The practice of medicine has come a long way in a relatively short amount of time. Consider that from the dawn of medicine, or about 400 B.C., the time of Hippocrates, until the American Civil War, the practice of medicine did not change very much. During the Civil War, the basics of infectious disease and dietary insufficiencies were as yet undiscovered. That is why only one third of Civil War deaths were attributable to battlefield injuries. Two thirds of Civil War deaths were from illness and disease, running the gamut from gangrene, dysentery, and cholera to scurvy and beriberi. Today, a scant 170 years later, medical knowledge and diagnostic testing has exploded. Almost daily, new discoveries are being made that make the diagnosis and treatment of human disease better. Yet it must be understood that medicine remains an art, not a science. And that is because of human nature, or the fact that, excepting twins, no two humans are alike and will therefore react differently to treatment regimens.
There are five trends that may shape the future of medical diagnosis. They are:
- Movement from symptom-prompted testing to continuous monitoring and assessment, and from within health settings to everyday living.
- Shift in reliance on individual test results to interpretation of data streams and data patterns.
- Change in the meaning of an “abnormal” test result from a deviation against a population norm to an aberrancy in an individual’s pattern of results over time.
- Increasingly refined and specific diagnostic categories in step with the advent of increasingly differentiated treatment.
- Augmentation of the goals of diagnostic excellence from the detection of disease to the preservation of wellness, and from indicative of present disease to predictive of the future state of health.

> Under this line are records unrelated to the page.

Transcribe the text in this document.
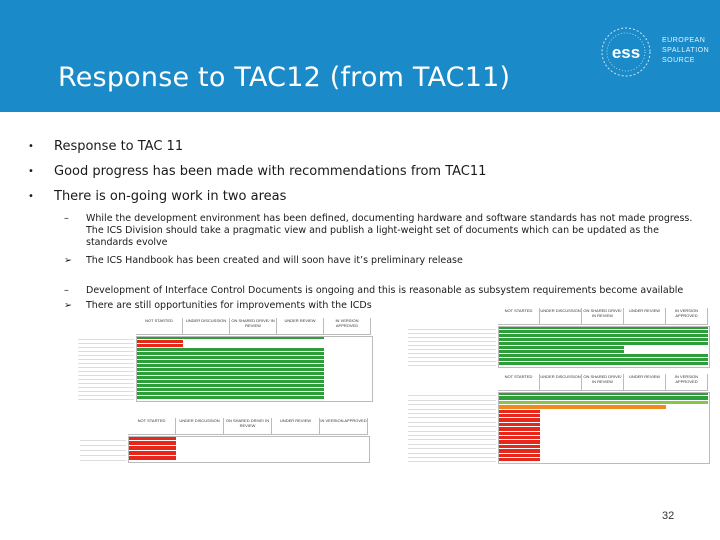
Response to TAC12 (from TAC11)
ess
EUROPEAN
SPALLATION
SOURCE
• Response to TAC 11
• Good progress has been made with recommendations from TAC11
• There is on-going work in two areas
– While the development environment has been defined, documenting hardware and software standards has not made progress. The ICS Division should take a pragmatic view and publish a light-weight set of documents which can be updated as the standards evolve
➢ The ICS Handbook has been created and will soon have it’s preliminary release
– Development of Interface Control Documents is ongoing and this is reasonable as subsystem requirements become available
➢ There are still opportunities for improvements with the ICDs

NOT STARTED	UNDER DISCUSSION	ON SHARED DRIVE/ IN REVIEW
UNDER REVIEW	IN VERSION APPROVED
NOT STARTED	UNDER DISCUSSION	ON SHARED DRIVE/ IN REVIEW
UNDER REVIEW	IN VERSION APPROVED
NOT STARTED	UNDER DISCUSSION ON SHARED DRIVE/ IN REVIEW
UNDER REVIEW	IN VERSION APPROVED
NOT STARTED	UNDER DISCUSSION ON SHARED DRIVE/ IN REVIEW
UNDER REVIEW	IN VERSION APPROVED
32
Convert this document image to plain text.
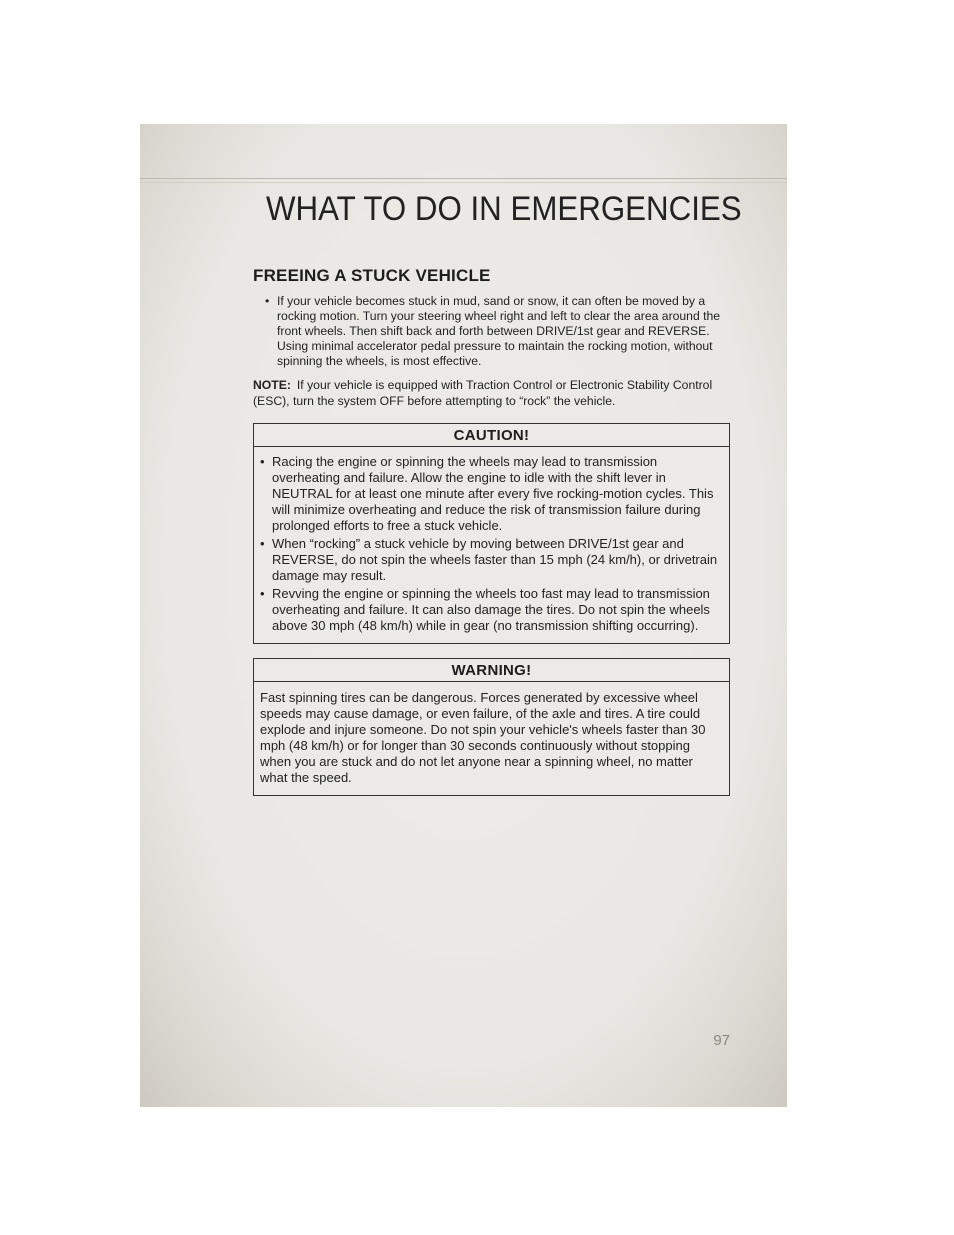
WHAT TO DO IN EMERGENCIES
FREEING A STUCK VEHICLE
• If your vehicle becomes stuck in mud, sand or snow, it can often be moved by a rocking motion. Turn your steering wheel right and left to clear the area around the front wheels. Then shift back and forth between DRIVE/1st gear and REVERSE. Using minimal accelerator pedal pressure to maintain the rocking motion, without spinning the wheels, is most effective.

NOTE: If your vehicle is equipped with Traction Control or Electronic Stability Control (ESC), turn the system OFF before attempting to “rock” the vehicle.

CAUTION!
• Racing the engine or spinning the wheels may lead to transmission overheating and failure. Allow the engine to idle with the shift lever in NEUTRAL for at least one minute after every five rocking-motion cycles. This will minimize overheating and reduce the risk of transmission failure during prolonged efforts to free a stuck vehicle.
• When “rocking” a stuck vehicle by moving between DRIVE/1st gear and REVERSE, do not spin the wheels faster than 15 mph (24 km/h), or drivetrain damage may result.
• Revving the engine or spinning the wheels too fast may lead to transmission overheating and failure. It can also damage the tires. Do not spin the wheels above 30 mph (48 km/h) while in gear (no transmission shifting occurring).
WARNING!
Fast spinning tires can be dangerous. Forces generated by excessive wheel speeds may cause damage, or even failure, of the axle and tires. A tire could explode and injure someone. Do not spin your vehicle's wheels faster than 30 mph (48 km/h) or for longer than 30 seconds continuously without stopping when you are stuck and do not let anyone near a spinning wheel, no matter what the speed.
97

Medical records have evolved as well. Once, a medical record consisted of a manila file folder containing doctor’s (usually indecipherable) office notes, test results, and consultant’s notes. Today’s electronic medical records contain much more than that. There is a trend away from periodic blood testing to continuous monitoring. We see it in diabetics with continuous blood sugar monitoring and wearable EKG devices, both usually linked to smartphones. There are also wearable detectors for toxins, air particulates, and radiation. New, miniaturized measurement and monitoring tools, such as those worn, implanted, or swallowed are coming into use. Smart fibers that monitor patterns of breathing, heart rate, chemical composition of sweat, and other uses are under development. The results of all this testing and monitoring go into the patient’s electronic record, as does all genetic testing and information.
All of this means each patient will have a huge electronic file containing highly sensitive and personal information. Healthcare systems must make maintaining the security of these files a top priority. Allowing these files to be obtained by hackers or other unscrupulous parties could be devastating to the patient as well as the provider and healthcare system.